Working with an investment professional can help investors manage their emotions over market gyrations and keep their eyes on the long-term investing prize, noted Tom Stringfellow, president of Frost Investment Advisors, who described current market conditions as a “rolling correction period.”
“Clients are nervous about volatility,” he said. “You have to always look at your investment objective and where you want to be over the next few years.”
Where you want to be, and not where the market happens to be at today, is key.
“Obviously we’re seeing some corrections happen today … [and] obviously we’re going to have some period in the future, who knows exactly when, when we’re going to have more corrections,” said Weissbluth. “The most important thing is, are you managing your own assets on behalf of your own sort of emotional state vis-à-vis the market?”

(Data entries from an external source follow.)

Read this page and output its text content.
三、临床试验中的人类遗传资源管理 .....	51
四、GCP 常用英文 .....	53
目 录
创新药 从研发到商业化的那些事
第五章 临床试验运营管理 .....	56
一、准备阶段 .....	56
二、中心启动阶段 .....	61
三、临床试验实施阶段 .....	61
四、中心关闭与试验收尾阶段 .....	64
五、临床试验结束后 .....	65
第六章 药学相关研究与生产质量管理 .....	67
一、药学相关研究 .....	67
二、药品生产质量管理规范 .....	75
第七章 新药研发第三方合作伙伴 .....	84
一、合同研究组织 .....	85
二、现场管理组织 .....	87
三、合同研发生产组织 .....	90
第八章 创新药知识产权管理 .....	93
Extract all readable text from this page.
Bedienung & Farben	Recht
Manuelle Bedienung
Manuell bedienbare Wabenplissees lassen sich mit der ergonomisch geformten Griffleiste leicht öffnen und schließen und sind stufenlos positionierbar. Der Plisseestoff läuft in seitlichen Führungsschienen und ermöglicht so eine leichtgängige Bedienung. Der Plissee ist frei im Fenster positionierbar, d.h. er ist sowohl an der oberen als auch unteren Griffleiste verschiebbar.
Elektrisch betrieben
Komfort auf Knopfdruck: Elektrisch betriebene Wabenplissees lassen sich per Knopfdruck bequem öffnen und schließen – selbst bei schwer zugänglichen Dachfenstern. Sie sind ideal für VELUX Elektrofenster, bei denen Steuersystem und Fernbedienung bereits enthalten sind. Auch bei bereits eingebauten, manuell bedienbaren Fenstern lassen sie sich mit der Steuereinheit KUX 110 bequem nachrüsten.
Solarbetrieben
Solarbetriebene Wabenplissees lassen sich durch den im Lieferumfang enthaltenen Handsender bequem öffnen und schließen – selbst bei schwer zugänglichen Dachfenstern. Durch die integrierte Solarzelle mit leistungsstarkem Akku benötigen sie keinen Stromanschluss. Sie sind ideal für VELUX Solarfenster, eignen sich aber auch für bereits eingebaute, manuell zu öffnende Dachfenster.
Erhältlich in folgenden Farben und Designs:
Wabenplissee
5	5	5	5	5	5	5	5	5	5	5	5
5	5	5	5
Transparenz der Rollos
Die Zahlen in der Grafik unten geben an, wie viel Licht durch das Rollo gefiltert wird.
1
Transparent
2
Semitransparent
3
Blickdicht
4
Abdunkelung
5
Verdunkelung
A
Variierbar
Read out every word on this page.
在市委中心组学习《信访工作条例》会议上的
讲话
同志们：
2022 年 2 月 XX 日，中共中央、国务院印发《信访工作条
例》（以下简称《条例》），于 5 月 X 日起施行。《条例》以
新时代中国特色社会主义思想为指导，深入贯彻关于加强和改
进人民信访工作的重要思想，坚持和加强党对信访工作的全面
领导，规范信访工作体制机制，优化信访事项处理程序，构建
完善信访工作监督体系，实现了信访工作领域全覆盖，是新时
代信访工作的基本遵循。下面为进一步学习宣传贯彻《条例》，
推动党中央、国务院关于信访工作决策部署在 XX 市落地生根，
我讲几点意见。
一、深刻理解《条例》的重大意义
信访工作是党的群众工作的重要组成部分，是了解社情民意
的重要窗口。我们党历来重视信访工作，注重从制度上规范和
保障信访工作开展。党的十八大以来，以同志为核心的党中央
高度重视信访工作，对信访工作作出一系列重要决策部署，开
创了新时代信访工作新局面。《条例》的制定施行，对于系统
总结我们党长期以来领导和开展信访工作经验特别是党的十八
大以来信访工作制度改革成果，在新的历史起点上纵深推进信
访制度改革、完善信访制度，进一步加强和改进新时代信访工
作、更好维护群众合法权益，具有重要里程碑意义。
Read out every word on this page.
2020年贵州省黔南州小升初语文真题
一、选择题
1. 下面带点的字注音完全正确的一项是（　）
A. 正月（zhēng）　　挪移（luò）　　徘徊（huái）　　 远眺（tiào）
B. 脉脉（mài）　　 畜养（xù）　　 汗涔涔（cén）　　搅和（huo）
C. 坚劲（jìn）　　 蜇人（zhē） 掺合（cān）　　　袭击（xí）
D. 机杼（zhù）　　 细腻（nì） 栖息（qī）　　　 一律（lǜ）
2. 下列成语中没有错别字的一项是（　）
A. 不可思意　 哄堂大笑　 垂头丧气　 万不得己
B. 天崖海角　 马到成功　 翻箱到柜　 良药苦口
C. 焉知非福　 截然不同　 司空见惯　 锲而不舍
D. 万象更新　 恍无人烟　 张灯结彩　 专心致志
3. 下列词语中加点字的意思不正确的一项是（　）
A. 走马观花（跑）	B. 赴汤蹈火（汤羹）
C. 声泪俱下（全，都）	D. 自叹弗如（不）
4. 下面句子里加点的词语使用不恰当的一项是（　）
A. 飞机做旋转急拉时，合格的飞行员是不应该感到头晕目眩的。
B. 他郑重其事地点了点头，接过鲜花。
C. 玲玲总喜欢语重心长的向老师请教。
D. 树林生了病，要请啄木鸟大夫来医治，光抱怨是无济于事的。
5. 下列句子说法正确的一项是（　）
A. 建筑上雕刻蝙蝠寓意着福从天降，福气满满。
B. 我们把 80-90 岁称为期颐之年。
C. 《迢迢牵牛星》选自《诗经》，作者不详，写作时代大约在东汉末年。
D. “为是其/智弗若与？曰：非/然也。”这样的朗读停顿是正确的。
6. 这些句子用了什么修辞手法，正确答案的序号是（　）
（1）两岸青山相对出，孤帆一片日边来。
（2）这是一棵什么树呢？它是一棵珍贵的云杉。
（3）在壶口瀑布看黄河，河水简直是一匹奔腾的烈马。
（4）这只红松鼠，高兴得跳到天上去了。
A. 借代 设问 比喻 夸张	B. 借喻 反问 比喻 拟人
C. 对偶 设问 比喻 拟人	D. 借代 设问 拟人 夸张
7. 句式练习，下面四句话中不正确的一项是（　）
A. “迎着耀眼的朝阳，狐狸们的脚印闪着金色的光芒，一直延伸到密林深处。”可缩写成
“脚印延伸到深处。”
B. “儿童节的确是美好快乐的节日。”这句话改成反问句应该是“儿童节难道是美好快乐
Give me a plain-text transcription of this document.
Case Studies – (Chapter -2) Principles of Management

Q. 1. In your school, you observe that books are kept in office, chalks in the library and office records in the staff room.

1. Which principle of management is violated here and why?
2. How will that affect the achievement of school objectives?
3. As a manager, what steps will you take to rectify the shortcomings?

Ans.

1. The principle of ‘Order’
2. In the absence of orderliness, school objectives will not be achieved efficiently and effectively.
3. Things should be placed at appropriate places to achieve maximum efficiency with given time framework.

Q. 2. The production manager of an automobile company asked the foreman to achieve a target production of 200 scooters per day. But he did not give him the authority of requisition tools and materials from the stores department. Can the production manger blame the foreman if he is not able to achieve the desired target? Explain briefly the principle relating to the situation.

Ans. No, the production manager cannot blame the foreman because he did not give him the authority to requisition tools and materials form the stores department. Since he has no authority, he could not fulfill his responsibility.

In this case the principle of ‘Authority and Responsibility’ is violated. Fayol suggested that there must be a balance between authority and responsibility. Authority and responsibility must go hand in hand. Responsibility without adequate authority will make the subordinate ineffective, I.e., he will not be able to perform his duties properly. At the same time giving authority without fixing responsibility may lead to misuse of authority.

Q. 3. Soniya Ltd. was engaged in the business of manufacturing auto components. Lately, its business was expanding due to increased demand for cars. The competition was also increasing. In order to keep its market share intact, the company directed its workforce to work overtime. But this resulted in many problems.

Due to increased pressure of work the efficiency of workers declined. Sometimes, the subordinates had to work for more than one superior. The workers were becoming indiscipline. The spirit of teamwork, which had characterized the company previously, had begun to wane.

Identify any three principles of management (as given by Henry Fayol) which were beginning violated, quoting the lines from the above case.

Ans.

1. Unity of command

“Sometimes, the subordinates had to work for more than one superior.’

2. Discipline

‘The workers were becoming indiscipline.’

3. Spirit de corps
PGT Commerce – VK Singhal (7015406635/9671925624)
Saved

Historically, in downturns, “those who understood what they were doing and how to balance out their risk and didn’t have an over-emotional reaction to the market place fared much better,” he added. Weissbluth, for his part, looks on the bright side of market turmoil. “We view this as a growth opportunity,” he said. “We’re looking for opportunities where there have been dislocations of price, and we view these as buying opportunities.”
Stringfellow doesn’t see cause for too much alarm, at least in the short term, as all the hallmarks of an approaching bear market haven’t appeared yet.
“What turns it into a bear is if trade issues escalate, if the Fed begins to escalate interest rates higher than what we expect, corporate earnings turn down dramatically or just investors lose interest completely,” he said. “I don’t think those are going to be the cases next year.”